Let \(X_{1,1}, X_{1,2}, \cdots, X_{1,n}\) represent relative abundances of a microbial feature measured from n individuals in Group 1. Let \(X_{2,1}, X_{2,2}, \cdots, X_{2,n}\) represent relative abundances of a microbial feature measured from n individuals in Group 2. After a data transformation such that \(Y_{i,j}=\arcsin\sqrt{X_{i,j}}\), assume that \(Y_{1,1}, Y_{1,2}, \cdots, Y_{1,n} \sim N(\mu, \sigma^{2})\) and \(Y_{2,1}, Y_{2,2}, \cdots, Y_{2,n} \sim N(\mu+\delta, \sigma^{2})\). (these are essentially the assumptions of the shiny app power calculation). As such, \(\delta\) is the (constant) effect size on the arcsin-sqrt scale.
Applying the delta method, we find that since \(\sqrt{n}[\bar{Y}_{1,n} – \mu] \xrightarrow{\text{D}} N(0, \sigma^2)\), then \(\sqrt{n}[\bar{X}_{1,n} – \sin^2{\mu}] \xrightarrow{\text{D}} N(0, \sigma^2*2\sin{\sigma}\cos{\sigma})\). Therefore, back-transforming the sample means of the arcsin-sqrt-transformed data will give us, for large n, estimates for the back-transformations of the population means, \(\sin^2{\mu}\) and \(\sin^2(\mu+\delta)\). Thus, we can estimate the expected difference in means (i.e. effect size) on the relative abundance scale as \(\sin^2(\bar{X}_1)-\sin^2(\bar{X}_2)\), which converges in probablity to \(\sin^2{\mu}-\sin^2(\mu+\delta)\).
The relationship between the effect size delta on the asin-sqrt scale and the effect size on the relative abundance scale is nonlinear, and in fact follows a concave down pattern (see Figure). To give a conservative estimate of the kind of effect sizes on the relative abundance scale that we can expect to detect with a given level of power, we can find the maximum value of this curve. The maximum value signifies the smallest relative abundance that is guaranteed to be detectable with nominal power 1-B at all relative abundance values.
To find the mean relative abundance value at which we have the largest minimum detectable effect size, we take the derivative with respect to the mean relative abundance value mu: \[\begin{equation} \begin{split} \displaystyle \frac{d}{d\mu} \sin^2(\mu+\delta)-\sin^2(\mu) & = 0 \\ \sin(2\mu+2\delta) - \sin(2\mu) & = 0 \\ \sin(2\mu)\cos(2\delta)+\cos(2\mu)\sin(2\delta) - \sin(2\mu) & = 0 \end{split} \end{equation}\]

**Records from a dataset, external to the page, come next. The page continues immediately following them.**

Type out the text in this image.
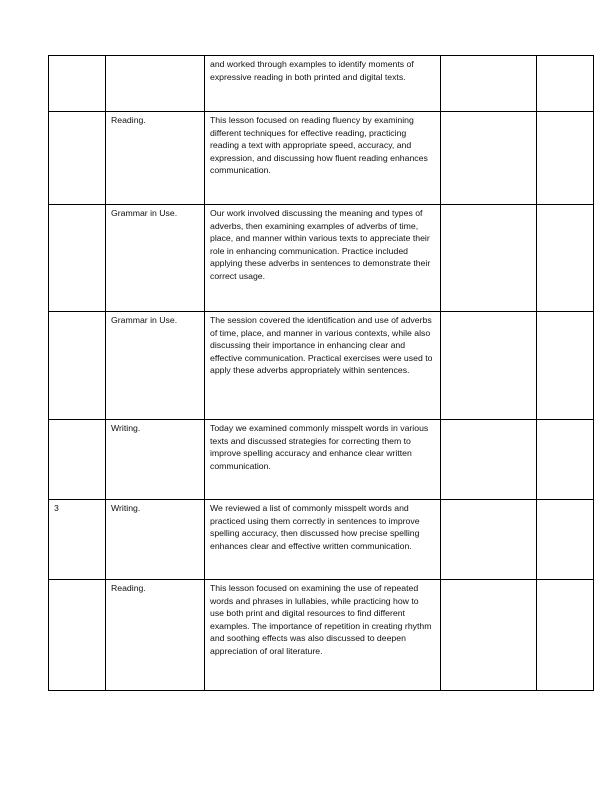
		and worked through examples to identify moments of expressive reading in both printed and digital texts.		
	Reading.	This lesson focused on reading fluency by examining different techniques for effective reading, practicing reading a text with appropriate speed, accuracy, and expression, and discussing how fluent reading enhances communication.		
	Grammar in Use.	Our work involved discussing the meaning and types of adverbs, then examining examples of adverbs of time, place, and manner within various texts to appreciate their role in enhancing communication. Practice included applying these adverbs in sentences to demonstrate their correct usage.		
	Grammar in Use.	The session covered the identification and use of adverbs of time, place, and manner in various contexts, while also discussing their importance in enhancing clear and effective communication. Practical exercises were used to apply these adverbs appropriately within sentences.		
	Writing.	Today we examined commonly misspelt words in various texts and discussed strategies for correcting them to improve spelling accuracy and enhance clear written communication.		
3	Writing.	We reviewed a list of commonly misspelt words and practiced using them correctly in sentences to improve spelling accuracy, then discussed how precise spelling enhances clear and effective written communication.		
	Reading.	This lesson focused on examining the use of repeated words and phrases in lullabies, while practicing how to use both print and digital resources to find different examples. The importance of repetition in creating rhythm and soothing effects was also discussed to deepen appreciation of oral literature.		
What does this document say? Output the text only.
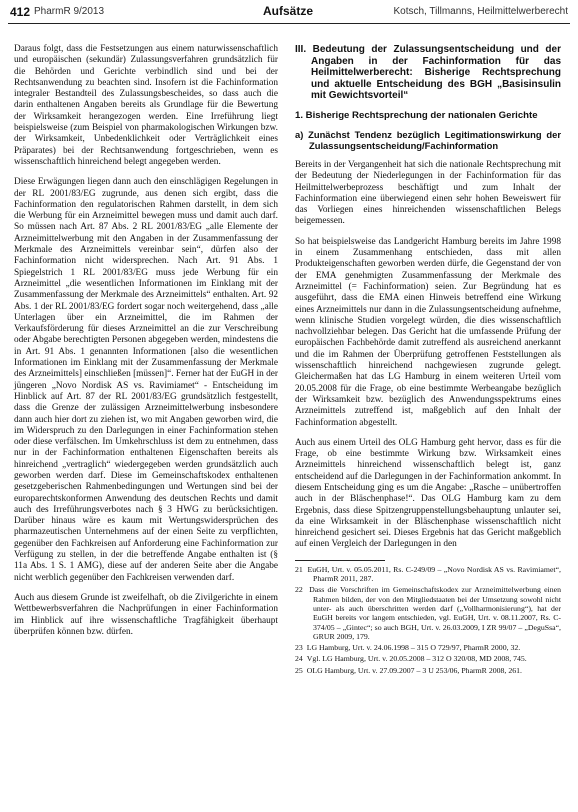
412 PharmR 9/2013	Aufsätze	Kotsch, Tillmanns, Heilmittelwerberecht

Daraus folgt, dass die Festsetzungen aus einem naturwissenschaftlich und europäischen (sekundär) Zulassungsverfahren grundsätzlich für die Behörden und Gerichte verbindlich sind und bei der Rechtsanwendung zu beachten sind. Insofern ist die Fachinformation integraler Bestandteil des Zulassungsbescheides, so dass auch die darin enthaltenen Angaben bereits als Grundlage für die Bewertung der Wirksamkeit herangezogen werden. Eine Irreführung liegt beispielsweise (zum Beispiel von pharmakologischen Wirkungen bzw. der Wirksamkeit, Unbedenklichkeit oder Verträglichkeit eines Präparates) bei der Rechtsanwendung fortgeschrieben, wenn es wissenschaftlich hinreichend belegt angegeben werden.

Diese Erwägungen liegen dann auch den einschlägigen Regelungen in der RL 2001/83/EG zugrunde, aus denen sich ergibt, dass die Fachinformation den regulatorischen Rahmen darstellt, in dem sich die Werbung für ein Arzneimittel bewegen muss und damit auch darf. So müssen nach Art. 87 Abs. 2 RL 2001/83/EG „alle Elemente der Arzneimittelwerbung mit den Angaben in der Zusammenfassung der Merkmale des Arzneimittels vereinbar sein“, dürfen also der Fachinformation nicht widersprechen. Nach Art. 91 Abs. 1 Spiegelstrich 1 RL 2001/83/EG muss jede Werbung für ein Arzneimittel „die wesentlichen Informationen im Einklang mit der Zusammenfassung der Merkmale des Arzneimittels“ enthalten. Art. 92 Abs. 1 der RL 2001/83/EG fordert sogar noch weitergehend, dass „alle Unterlagen über ein Arzneimittel, die im Rahmen der Verkaufsförderung für dieses Arzneimittel an die zur Verschreibung oder Abgabe berechtigten Personen abgegeben werden, mindestens die in Art. 91 Abs. 1 genannten Informationen [also die wesentlichen Informationen im Einklang mit der Zusammenfassung der Merkmale des Arzneimittels] einschließen [müssen]“. Ferner hat der EuGH in der jüngeren „Novo Nordisk AS vs. Ravimiamet“ - Entscheidung im Hinblick auf Art. 87 der RL 2001/83/EG grundsätzlich festgestellt, dass die Grenze der zulässigen Arzneimittelwerbung insbesondere dann auch hier dort zu ziehen ist, wo mit Angaben geworben wird, die im Widerspruch zu den Darlegungen in einer Fachinformation stehen oder diese verfälschen. Im Umkehrschluss ist dem zu entnehmen, dass nur in der Fachinformation enthaltenen Eigenschaften bereits als hinreichend „vertraglich“ wiedergegeben werden grundsätzlich auch geworben werden darf. Diese im Gemeinschaftskodex enthaltenen gesetzgeberischen Rahmenbedingungen und Wertungen sind bei der europarechtskonformen Anwendung des deutschen Rechts und damit auch des Irreführungsverbotes nach § 3 HWG zu berücksichtigen. Darüber hinaus wäre es kaum mit Wertungswidersprüchen des pharmazeutischen Unternehmens auf der einen Seite zu verpflichten, gegenüber den Fachkreisen auf Anforderung eine Fachinformation zur Verfügung zu stellen, in der die betreffende Angabe enthalten ist (§ 11a Abs. 1 S. 1 AMG), diese auf der anderen Seite aber die Angabe nicht werblich gegenüber den Fachkreisen verwenden darf.

Auch aus diesem Grunde ist zweifelhaft, ob die Zivilgerichte in einem Wettbewerbsverfahren die Nachprüfungen in einer Fachinformation im Hinblick auf ihre wissenschaftliche Tragfähigkeit überhaupt überprüfen können bzw. dürfen.

III. Bedeutung der Zulassungsentscheidung und der Angaben in der Fachinformation für das Heilmittelwerberecht: Bisherige Rechtsprechung und aktuelle Entscheidung des BGH „Basisinsulin mit Gewichtsvorteil“
1. Bisherige Rechtsprechung der nationalen Gerichte
a) Zunächst Tendenz bezüglich Legitimationswirkung der Zulassungsentscheidung/Fachinformation

Bereits in der Vergangenheit hat sich die nationale Rechtsprechung mit der Bedeutung der Niederlegungen in der Fachinformation für das Heilmittelwerbeprozess beschäftigt und zum Inhalt der Fachinformation eine überwiegend einen sehr hohen Beweiswert für das Vorliegen eines hinreichenden wissenschaftlichen Belegs beigemessen.

So hat beispielsweise das Landgericht Hamburg bereits im Jahre 1998 in einem Zusammenhang entschieden, dass mit allen Produkteigenschaften geworben werden dürfe, die Gegenstand der von der EMA genehmigten Zusammenfassung der Merkmale des Arzneimittel (= Fachinformation) seien. Zur Begründung hat es ausgeführt, dass die EMA einen Hinweis betreffend eine Wirkung eines Arzneimittels nur dann in die Zulassungsentscheidung aufnehme, wenn klinische Studien vorgelegt würden, die dies wissenschaftlich nachvollziehbar belegen. Das Gericht hat die umfassende Prüfung der europäischen Fachbehörde damit zutreffend als ausreichend anerkannt und die im Rahmen der Überprüfung getroffenen Feststellungen als wissenschaftlich hinreichend nachgewiesen zugrunde gelegt. Gleichermaßen hat das LG Hamburg in einem weiteren Urteil vom 20.05.2008 für die Frage, ob eine bestimmte Werbeangabe bezüglich der Wirksamkeit bzw. bezüglich des Anwendungsspektrums eines Arzneimittels zutreffend ist, maßgeblich auf den Inhalt der Fachinformation abgestellt.

Auch aus einem Urteil des OLG Hamburg geht hervor, dass es für die Frage, ob eine bestimmte Wirkung bzw. Wirksamkeit eines Arzneimittels hinreichend wissenschaftlich belegt ist, ganz entscheidend auf die Darlegungen in der Fachinformation ankommt. In diesem Entscheidung ging es um die Angabe: „Rasche – unübertroffen auch in der Bläschenphase!“. Das OLG Hamburg kam zu dem Ergebnis, dass diese Spitzengruppenstellungsbehauptung unlauter sei, da eine Wirksamkeit in der Bläschenphase wissenschaftlich nicht hinreichend gesichert sei. Dieses Ergebnis hat das Gericht maßgeblich auf einen Vergleich der Darlegungen in den

21 EuGH, Urt. v. 05.05.2011, Rs. C-249/09 – „Novo Nordisk AS vs. Ravimiamet“, PharmR 2011, 287.
22 Dass die Vorschriften im Gemeinschaftskodex zur Arzneimittelwerbung einen Rahmen bilden, der von den Mitgliedstaaten bei der Umsetzung sowohl nicht unter- als auch überschritten werden darf („Vollharmonisierung“), hat der EuGH bereits vor langem entschieden, vgl. EuGH, Urt. v. 08.11.2007, Rs. C-374/05 – „Gintec“; so auch BGH, Urt. v. 26.03.2009, I ZR 99/07 – „DeguSsa“, GRUR 2009, 179.
23 LG Hamburg, Urt. v. 24.06.1998 – 315 O 729/97, PharmR 2000, 32.
24 Vgl. LG Hamburg, Urt. v. 20.05.2008 – 312 O 320/08, MD 2008, 745.
25 OLG Hamburg, Urt. v. 27.09.2007 – 3 U 253/06, PharmR 2008, 261.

Using double angle identities, as well as a restriction for \(\mu\) to fall between \(\arcsin \sqrt0 = 0\) and \(\arcsin\sqrt1 = \frac{\pi}{2}\), as well as arbitrarily choosing \(\delta>0\) (i.e. the group with the smaller mean is Group 1), we find that:
\[\mu = \displaystyle \frac{\pi}{4}- \displaystyle \frac{1}{2}\delta\] which is the Group 1 mean. Consequently, the group 2 mean is \(\mu + \delta = \frac{\pi}{4} + \frac{1}{2}\delta\). I’m skipping the algebraic steps here, but an intuitive graphical explanation is as follows: From above,
\[\begin{equation} \begin{split} \sin(2\mu+2\delta) - \sin(2\mu) & = 0 \\ \sin(2\mu+2\delta) & = \sin(2\mu) \end{split} \end{equation}\]
If we again restrict \(\mu\) between 0 and \(\pi/2\), we can visualize the problem like this:
In order for \(\sin(2\mu+2\delta) = \sin(2\mu)\) to hold, we need \(2\mu+\delta = \pi/2\); therefore, \(\mu = \pi/4 - \delta/2\), as stated above. It is straightforward to show that the function in question is concave down on its whole support, using the second derivative (not shown).